If a tree falls in the forest and no one is there to hear it, does it make a sound?

Answering this apparently simple question turns quickly into a philosophical inquiry into sensation and perception. To begin one has to distinguish between the thing being sensed and the being that senses. As rational beings, our intellects can abstract from what is sensed and perceived and we gain knowledge about the object.

If you take away either the object or the sensing being, then sensation will not occur. For how can I physically see a tree if there is no tree? Or how can a tree be seen at a given moment if there is no one to see it? There is a third way in which sensation would not take place or at least to a lesser degree. If the tree and the person are both physically present, but if the person has a defect in one of his or her senses. For instance, I could touch the tree but not see it. The more our senses are limited, the less we will be able to come to know and understand the world around us.

When we think of why God took on human flesh, philosophizing about sensation and perception is probably not the first thing that comes to mind. Christ does, however, use very similar language. In Mark 4:9 he states, “he who has ears to hear, let him hear”, in Mark 8:17 he asks the disciples, “Do you not yet perceive or understand” and in the following verse, “having eyes do you not see.” However, Christ is speaking spiritually. He is not simply interested in our ability to perceive the things around us.
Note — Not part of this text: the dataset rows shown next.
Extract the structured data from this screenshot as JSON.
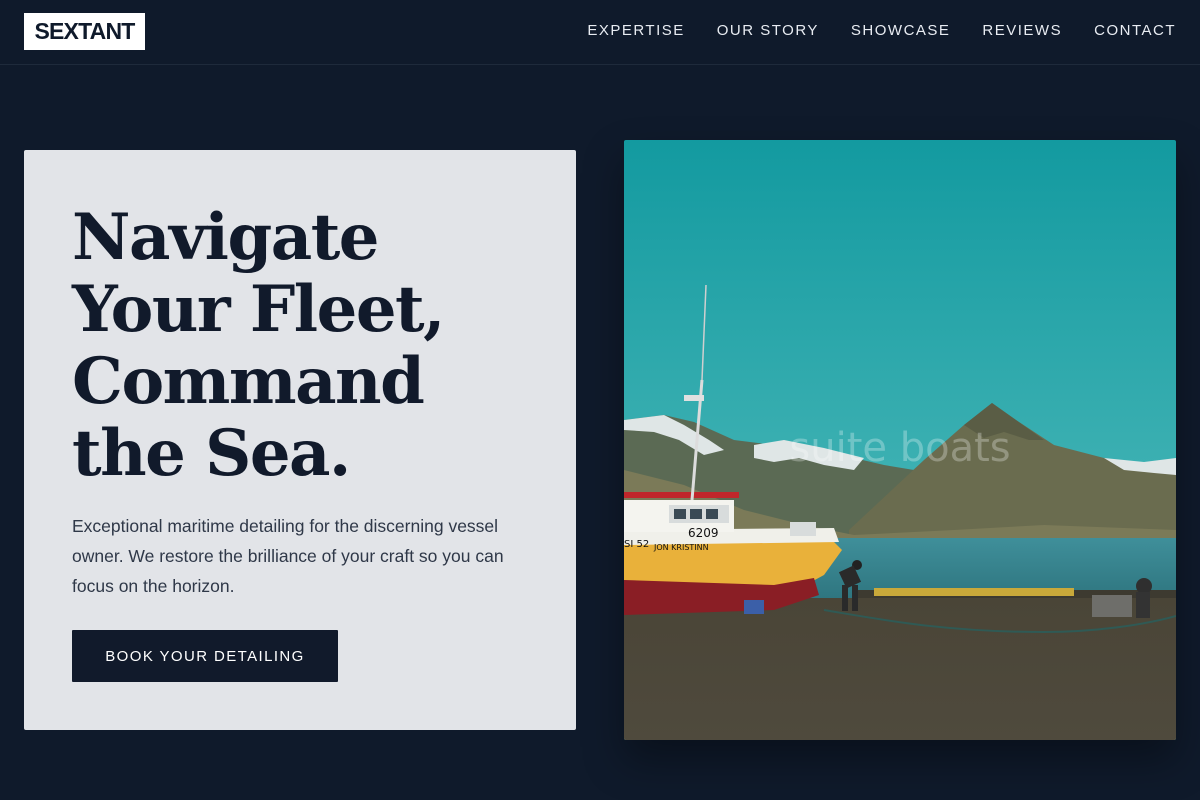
{
  "brand": {
    "logo": "SEXTANT"
  },
  "nav": {
    "items": [
      {
        "label": "EXPERTISE"
      },
      {
        "label": "OUR STORY"
      },
      {
        "label": "SHOWCASE"
      },
      {
        "label": "REVIEWS"
      },
      {
        "label": "CONTACT"
      }
    ]
  },
  "hero": {
    "title": "Navigate Your Fleet, Command the Sea.",
    "subtitle": "Exceptional maritime detailing for the discerning vessel owner. We restore the brilliance of your craft so you can focus on the horizon.",
    "cta_label": "BOOK YOUR DETAILING"
  },
  "photo": {
    "watermark": "suite boats",
    "boat_number": "6209",
    "boat_registration": "SI 52",
    "boat_name": "JON KRISTINN"
  },
  "colors": {
    "page_bg": "#0f1a2b",
    "card_bg": "#e2e4e8",
    "ink": "#111a2b",
    "logo_bg": "#ffffff"
  }
}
Instead, He also desires men to know Him. We do so by hearing and seeing with faith.

There is a clear parallel between the two. Our intellect uses what we perceive through the senses to know the world around us. So too by hearing and seeing with faith we come to know Jesus’ true identity as “the Christ, the Son of the Living God” (Mt 16:16). Perhaps this is why the Gospel writers were inspired to include so many stories of Christ healing the blind and the deaf. If Christ is able to heal defects in our physical senses, surely he is able to heal our spiritual senses.

Just as we can only know what objects are in a room when there is a source of light, we can only know Christ if we are in the light for “God is light and in him is no darkness” (1 Jn 1:5). The Evangelist then offers a pretty firm guideline to determine if we are in the light. He writes, “He who loves his brother abides in the light and there is no cause for stumbling. But he who hates his brother is in the darkness” (1 Jn 2:10-11). We see the source of this claim in today’s Gospel reading when Christ says that the greatest commandment is to love God and the second is to love your neighbor as yourself (cf. Mk 12:28-34). St. John however points out that we are not perfect at fulfilling this for “if we say we have no sin, we deceive ourselves” (1 Jn 1:8).

In one of his homilies on the First Epistle of John, St. Augustine mentions that this initially may sound discouraging. A person might say to himself, “What shall I do? How shall I be light? I live in sin and wickedness?” Lest we fall into despair thinking we are forever creatures of the dark due to our sinfulness, he advises that we listen to what else St. John has to say. “The blood of Jesus his Son cleanses us from sin…If we confess our sins, he is faithful and just, and will forgive our sins” (1 Jn 1:7,9). Just as Christ heals the blind and enables them to see the world, so too Christ is able to heal our spiritual blindness and bring us back into the light.

With all these parallels between physical and spiritual sensation, we might ask what the spiritual analogue is to the initial question about a tree falling in the forest. Perhaps in forming the question we should not concern ourselves with what happens if we are not there but about what happens if we are there.  If the Word of God speaks from the tree of the cross, will you hear?